Photo by Joe Boyle
The Worth Junior High School Band performed in the last Worth Days Parade along 111 th Street in 2018. Mayor Mary Werner said a recent meeting drew a large crowd that is interested in reviving the parade.
By Joe Boyle
Worth Mary Werner did not know what to expect when she walked into the Village Hall Board room last Thursday night.
She was going to hold an informal “Coffee with the Mayor” to try and get some feedback on any interest to return the Worth Days Parade, which was discontinued last summer along with the four-day festival. The mayor had been listening to some residents who indicated they would like the parade to return.
The gathering she planned last Thursday was offered to see if there is more interest in seeing the parade, which was held on the fourth day of the festival in the morning along 111 th Street, make a comeback. Werner had her answer when she entered the chambers.
“I was very, very excited when I walked into the room, I can tell you,” Werner said. “We had about 35 to 40 people in the room and many of them wanted to volunteer to help and start committees. It was very encouraging.”
The Worth Days four-day festival was held at the end of the summer, highlighted recently with a carnival, musical acts, and food and refreshments on land located near the boat launch at 115 th and Beloit Avenue. The carnival was held over the four days at the location. Visitors would be greeted by a large Ferris wheel just over a hill.

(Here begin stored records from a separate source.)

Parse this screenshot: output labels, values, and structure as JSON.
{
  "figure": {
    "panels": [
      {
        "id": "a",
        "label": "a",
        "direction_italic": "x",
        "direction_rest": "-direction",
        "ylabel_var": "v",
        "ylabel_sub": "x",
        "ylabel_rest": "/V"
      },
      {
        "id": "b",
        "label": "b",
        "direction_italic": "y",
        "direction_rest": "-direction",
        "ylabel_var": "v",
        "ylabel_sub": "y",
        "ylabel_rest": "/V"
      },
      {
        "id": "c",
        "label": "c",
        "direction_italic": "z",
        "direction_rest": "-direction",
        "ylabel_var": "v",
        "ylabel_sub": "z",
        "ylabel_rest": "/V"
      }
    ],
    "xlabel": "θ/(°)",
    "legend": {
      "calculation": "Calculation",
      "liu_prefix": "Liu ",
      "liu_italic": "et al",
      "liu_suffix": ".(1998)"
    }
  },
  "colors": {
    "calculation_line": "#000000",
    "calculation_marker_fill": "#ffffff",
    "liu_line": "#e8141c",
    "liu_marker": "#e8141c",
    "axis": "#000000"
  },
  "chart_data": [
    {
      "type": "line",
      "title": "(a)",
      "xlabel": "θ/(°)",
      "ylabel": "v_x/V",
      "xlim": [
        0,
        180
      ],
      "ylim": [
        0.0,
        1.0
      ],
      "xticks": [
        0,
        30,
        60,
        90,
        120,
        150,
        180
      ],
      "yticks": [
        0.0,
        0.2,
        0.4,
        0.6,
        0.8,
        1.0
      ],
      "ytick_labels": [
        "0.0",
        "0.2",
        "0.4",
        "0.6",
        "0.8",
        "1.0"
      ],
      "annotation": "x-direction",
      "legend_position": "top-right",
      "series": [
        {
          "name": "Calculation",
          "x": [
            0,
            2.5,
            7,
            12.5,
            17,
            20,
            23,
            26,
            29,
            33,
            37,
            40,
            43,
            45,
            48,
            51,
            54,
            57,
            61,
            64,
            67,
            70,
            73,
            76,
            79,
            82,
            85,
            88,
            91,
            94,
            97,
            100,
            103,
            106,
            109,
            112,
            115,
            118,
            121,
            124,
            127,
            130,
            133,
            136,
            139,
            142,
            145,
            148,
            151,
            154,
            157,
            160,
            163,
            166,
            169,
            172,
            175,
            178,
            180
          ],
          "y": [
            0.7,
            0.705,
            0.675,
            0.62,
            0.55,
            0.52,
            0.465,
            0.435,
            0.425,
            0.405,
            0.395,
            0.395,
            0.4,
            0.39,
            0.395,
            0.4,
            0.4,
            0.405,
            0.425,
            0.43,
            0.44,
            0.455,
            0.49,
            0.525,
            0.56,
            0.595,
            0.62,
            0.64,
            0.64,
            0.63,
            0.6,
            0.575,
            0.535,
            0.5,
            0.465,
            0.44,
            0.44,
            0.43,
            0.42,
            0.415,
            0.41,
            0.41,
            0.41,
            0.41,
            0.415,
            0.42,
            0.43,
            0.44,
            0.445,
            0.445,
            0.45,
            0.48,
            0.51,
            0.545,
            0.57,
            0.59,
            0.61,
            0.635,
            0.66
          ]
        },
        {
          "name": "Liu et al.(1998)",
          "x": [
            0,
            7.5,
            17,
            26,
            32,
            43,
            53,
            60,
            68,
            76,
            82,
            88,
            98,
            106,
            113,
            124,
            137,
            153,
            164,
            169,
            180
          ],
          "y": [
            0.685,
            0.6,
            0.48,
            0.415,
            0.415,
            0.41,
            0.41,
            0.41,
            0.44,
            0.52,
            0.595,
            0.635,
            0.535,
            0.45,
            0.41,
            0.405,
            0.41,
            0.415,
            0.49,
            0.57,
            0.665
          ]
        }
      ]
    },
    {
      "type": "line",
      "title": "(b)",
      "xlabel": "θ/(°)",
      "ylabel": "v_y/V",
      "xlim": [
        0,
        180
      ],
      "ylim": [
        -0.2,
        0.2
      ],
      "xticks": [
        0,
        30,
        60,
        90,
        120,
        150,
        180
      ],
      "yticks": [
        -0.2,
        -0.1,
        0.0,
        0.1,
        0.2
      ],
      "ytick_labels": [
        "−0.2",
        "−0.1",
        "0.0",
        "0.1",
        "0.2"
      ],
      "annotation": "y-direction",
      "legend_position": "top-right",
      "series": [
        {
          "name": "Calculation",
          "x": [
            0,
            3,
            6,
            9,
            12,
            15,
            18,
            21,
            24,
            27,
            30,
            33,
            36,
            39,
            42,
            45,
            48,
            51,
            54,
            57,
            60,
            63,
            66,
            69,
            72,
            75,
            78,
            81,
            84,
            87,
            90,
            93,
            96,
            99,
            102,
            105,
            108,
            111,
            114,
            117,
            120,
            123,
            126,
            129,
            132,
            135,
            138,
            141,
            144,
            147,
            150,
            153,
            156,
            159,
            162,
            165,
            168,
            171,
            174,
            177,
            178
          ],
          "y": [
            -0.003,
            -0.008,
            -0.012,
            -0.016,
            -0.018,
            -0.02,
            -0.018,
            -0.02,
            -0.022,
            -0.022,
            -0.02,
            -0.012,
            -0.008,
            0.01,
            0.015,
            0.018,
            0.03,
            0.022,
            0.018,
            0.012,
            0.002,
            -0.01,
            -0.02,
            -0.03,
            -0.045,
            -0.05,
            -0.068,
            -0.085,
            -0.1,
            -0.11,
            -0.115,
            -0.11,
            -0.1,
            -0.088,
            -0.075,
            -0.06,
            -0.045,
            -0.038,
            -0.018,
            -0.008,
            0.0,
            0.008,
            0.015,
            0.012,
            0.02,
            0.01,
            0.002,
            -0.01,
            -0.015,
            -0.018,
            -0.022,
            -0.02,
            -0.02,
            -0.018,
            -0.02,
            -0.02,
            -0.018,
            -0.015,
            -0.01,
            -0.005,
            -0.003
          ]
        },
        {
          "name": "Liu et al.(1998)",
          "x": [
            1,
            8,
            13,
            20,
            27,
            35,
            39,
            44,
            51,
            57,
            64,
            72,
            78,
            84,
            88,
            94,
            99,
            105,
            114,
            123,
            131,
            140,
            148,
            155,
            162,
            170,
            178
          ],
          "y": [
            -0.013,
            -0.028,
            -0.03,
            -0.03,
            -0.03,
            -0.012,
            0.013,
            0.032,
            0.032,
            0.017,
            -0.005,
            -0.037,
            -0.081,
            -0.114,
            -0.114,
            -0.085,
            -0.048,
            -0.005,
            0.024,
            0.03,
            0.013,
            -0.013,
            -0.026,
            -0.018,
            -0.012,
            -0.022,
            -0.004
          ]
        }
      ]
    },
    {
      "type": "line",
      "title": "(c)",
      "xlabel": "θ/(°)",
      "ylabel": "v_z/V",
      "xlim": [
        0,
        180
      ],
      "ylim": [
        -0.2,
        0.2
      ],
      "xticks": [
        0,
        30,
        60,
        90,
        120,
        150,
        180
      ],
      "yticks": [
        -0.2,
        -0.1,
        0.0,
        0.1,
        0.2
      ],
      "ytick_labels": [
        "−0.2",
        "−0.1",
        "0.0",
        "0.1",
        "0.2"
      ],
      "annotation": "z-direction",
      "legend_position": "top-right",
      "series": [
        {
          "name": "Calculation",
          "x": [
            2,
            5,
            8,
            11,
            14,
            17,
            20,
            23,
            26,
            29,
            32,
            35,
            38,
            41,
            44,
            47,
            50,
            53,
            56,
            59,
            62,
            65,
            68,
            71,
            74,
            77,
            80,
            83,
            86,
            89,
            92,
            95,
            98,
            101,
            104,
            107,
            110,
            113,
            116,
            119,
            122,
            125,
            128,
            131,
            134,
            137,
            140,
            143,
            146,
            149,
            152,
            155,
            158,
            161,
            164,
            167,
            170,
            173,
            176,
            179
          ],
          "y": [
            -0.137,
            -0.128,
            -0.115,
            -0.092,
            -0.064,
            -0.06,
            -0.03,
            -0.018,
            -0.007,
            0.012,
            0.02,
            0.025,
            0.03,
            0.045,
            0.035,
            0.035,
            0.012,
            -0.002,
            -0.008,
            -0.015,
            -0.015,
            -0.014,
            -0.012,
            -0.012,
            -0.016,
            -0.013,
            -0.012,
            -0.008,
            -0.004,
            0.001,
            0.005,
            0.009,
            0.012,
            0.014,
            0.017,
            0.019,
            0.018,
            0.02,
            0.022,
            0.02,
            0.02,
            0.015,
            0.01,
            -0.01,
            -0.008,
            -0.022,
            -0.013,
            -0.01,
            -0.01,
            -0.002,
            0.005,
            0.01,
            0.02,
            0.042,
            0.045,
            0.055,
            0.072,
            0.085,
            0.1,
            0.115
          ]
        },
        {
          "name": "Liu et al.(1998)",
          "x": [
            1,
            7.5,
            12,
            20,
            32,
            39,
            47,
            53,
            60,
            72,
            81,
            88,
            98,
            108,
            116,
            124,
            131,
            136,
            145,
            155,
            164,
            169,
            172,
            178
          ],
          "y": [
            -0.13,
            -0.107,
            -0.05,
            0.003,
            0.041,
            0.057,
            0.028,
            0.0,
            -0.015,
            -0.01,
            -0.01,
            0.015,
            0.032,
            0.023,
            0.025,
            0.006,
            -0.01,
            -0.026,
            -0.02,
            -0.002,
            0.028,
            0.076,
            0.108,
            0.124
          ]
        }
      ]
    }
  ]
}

The carnival was originally held at Peaks Park and moved near the Worth Park District’s Terrace Centre. While families and community leaders enjoyed the festival, annual reports indicated that the festival was losing money. Local leaders said that the festival, which was kept alive through volunteers and the park district, may have to cease. The end finally happened when it was announced in the fall of 2018 that this was the last festival.
While residents and people who formerly lived in the community were disappointed, what village officials heard most about was the end of the parade. The event drew large crowds up and down 111 th Street. Neighbors and former residents would gather to view the parade to see local Cub Scout and Girl Scout groups, baseball leagues, local high school bands, and area schools.
Werner had previously said that the Worth Days Parade was unique because it drew residents who may have not seen each other in years but got reacquainted at the parade.
“We have a lot of these mini-reunions at the parade,” Werner said at the time. “There are a lot of families who get there early so they can gather in one spot. It is a really, really great time.”
Werner said one of the reasons the parade was discontinued was that the Palos Hills Emergency Services District Agency (ESDA) had disbanded. They provided 45 to 50 individuals from the agency who would monitor the parade. Without their service, more of the burden fell on local officials, the Worth Police Department and volunteers. The expense and time became enormous, Werner said.
When residents had approached the mayor during the past year, she informed them there was no way feasibly possible to return the carnival for a variety of reasons. The amusement companies that provided the rides had increased expenses that they passed on the village. Musical acts also cost money, too, Werner said.
But while residents began to understand that the costs of a festival may be too great, they still wondered if the parade could be revived? The mayor was listening and decided to test the waters by holding an informal gathering in the fall. She was initially disappointed.
“We just had two people show up,” the mayor recalls. “One was a student named Violet, who said she wanted to volunteer. That was nice but I knew we had to do more.”
Werner began to send out more posts and talked to board members. She began talking to residents and had a lot of good conversations, she said.
“A lot of people did not realize that these parades are not free,” Werner said. “Worth Days was created over 40 years ago. At one time, there was a committee that would hold bingo on Friday nights every week to raise money for the parade.”
But Werner said that residents and community organizations are now aware of the costs and time that is needed to bring back the parade.
“I was very encouraged by the turnout,” Werner said. “We had 12 people who right away want to work together as a committee. As soon as we can get the committees organized, we will work with the Illinois Department of Transportation (IDOT) to get permission and permits.”
Werner said additional meetings will be held to discuss plans for the parade. While more work is needed, she is encouraged that residents want to get involved.
“And at the last meeting, Violet was there with her mother,” Werner said. “They both want to volunteer. That’s how this can happen.”